Another aspect that seems missing from Scanlon’s model is hunger’s urgency. Maybe the feeling in your stomach when you’re hungry doesn’t feel great, but except in extreme cases it is far from the level of an intense pain. Yet very often when hungry we simply cannot stop thinking about food and eating, so that we may find it very difficult or even impossible to do anything else requiring attention until we have eaten. Feeling hungry seems to constrain our attention in a way that simply being subject to an unpleasant sensation does not, and this seems to impart to our motivation to eat its distinctive felt urgency.
To be fair to Scanlon, he does acknowledge that something might be missing from his picture. He voices this worry, again discussing thirst, as follows:
“[It may seem that in] addition to the dryness in my throat, the future pleasure brought about by drinking, and my judgment that this pleasure is desirable, there is the fact that I feel an urge to drink. This, it might be said, is what my desire consists in.” (Scanlon 1998, p. 38, italics added).
An urge, whatever exactly that is, might be just the kind of thing that has the features we are looking for: a kind of felt urgency and an internal relation to a specific course of action. Scanlon, however, is not impressed by the suggested appeal to urges, as “the idea of a mere urge to act … does not fit very well with what we ordinarily mean by desire.” The desire to drink, he insists, “is not merely a matter of feeling impelled to do so; it also involves seeing drinking as desirable” (Scanlon 1998, p. 38).
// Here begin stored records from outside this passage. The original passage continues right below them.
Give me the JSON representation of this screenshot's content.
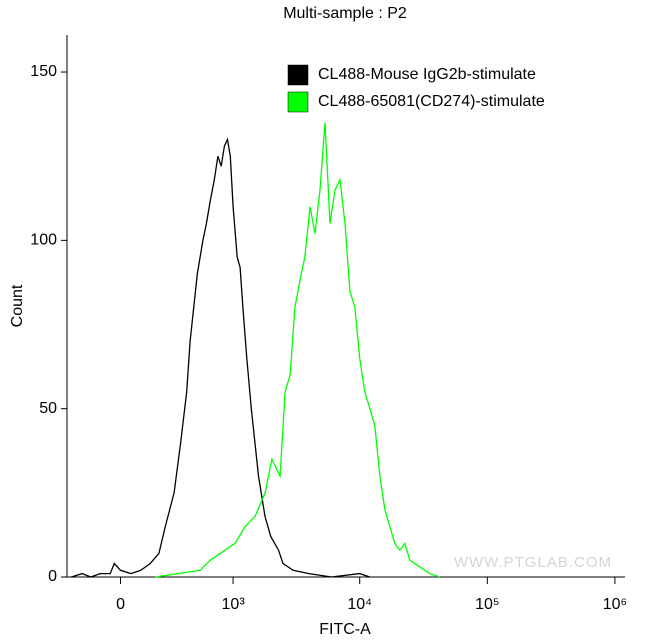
{
  "chart_data": {
    "type": "line",
    "title": "Multi-sample : P2",
    "x_label": "FITC-A",
    "y_label": "Count",
    "x_scale": "biexponential",
    "watermark": "WWW.PTGLAB.COM",
    "legend": "top-right",
    "xlim": [
      -300,
      1200000
    ],
    "xticks": [
      0,
      {
        "value": 1000,
        "label": "10³"
      },
      {
        "value": 10000,
        "label": "10⁴"
      },
      {
        "value": 100000,
        "label": "10⁵"
      },
      {
        "value": 1000000,
        "label": "10⁶"
      }
    ],
    "ylim": [
      0,
      161
    ],
    "yticks": [
      0,
      50,
      100,
      150
    ],
    "series": [
      {
        "name": "CL488-Mouse IgG2b-stimulate",
        "color": "#000000",
        "x": [
          -270,
          -200,
          -150,
          -100,
          -50,
          -30,
          0,
          50,
          100,
          150,
          200,
          240,
          300,
          350,
          400,
          430,
          500,
          560,
          600,
          650,
          700,
          750,
          800,
          850,
          900,
          950,
          1000,
          1080,
          1140,
          1200,
          1290,
          1400,
          1600,
          1800,
          2000,
          2300,
          2500,
          3000,
          4000,
          6000,
          10000,
          12000
        ],
        "values": [
          0,
          1,
          0,
          1,
          1,
          4,
          2,
          1,
          2,
          4,
          7,
          15,
          25,
          40,
          55,
          70,
          90,
          100,
          105,
          112,
          118,
          125,
          122,
          128,
          130,
          125,
          110,
          95,
          92,
          80,
          65,
          50,
          30,
          18,
          12,
          8,
          4,
          2,
          1,
          0,
          1,
          0
        ]
      },
      {
        "name": "CL488-65081(CD274)-stimulate",
        "color": "#00ff00",
        "x": [
          179,
          531,
          646,
          862,
          1038,
          1252,
          1503,
          1805,
          2040,
          2371,
          2595,
          2840,
          3100,
          3390,
          3710,
          4080,
          4460,
          4880,
          5340,
          5850,
          6400,
          7000,
          7660,
          8380,
          9170,
          10000,
          10970,
          12010,
          13140,
          14400,
          15750,
          17220,
          18850,
          20600,
          22550,
          24690,
          29550,
          35370,
          42340
        ],
        "values": [
          0,
          2,
          5,
          8,
          10,
          15,
          18,
          25,
          35,
          30,
          55,
          60,
          80,
          88,
          95,
          110,
          102,
          115,
          135,
          105,
          115,
          118,
          105,
          85,
          80,
          65,
          55,
          50,
          45,
          30,
          20,
          15,
          10,
          8,
          10,
          5,
          3,
          1,
          0
        ]
      }
    ]
  }
}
We do not disagree with Scanlon on this point, although we would question his appeal to thought about reasons in characterising the ‘seeing as desirable’ that’s involved. Relatedly, we want to challenge the apparent assumption that ‘mere’ urges, if they do not amount to “what we ordinarily mean by desire”, are of little or no interest in thinking about motivation. What our discussion of hunger to this point seems to suggest is precisely that felt urges may be central to how hunger ordinarily motivates. Urges such as those involved in thirst, hunger, fatigue, sexual arousal and various physical cravings, such as the cravings of addiction play a real and important motivational role that many authors interested in motivation by reasons have, we think, been too eager to dismiss.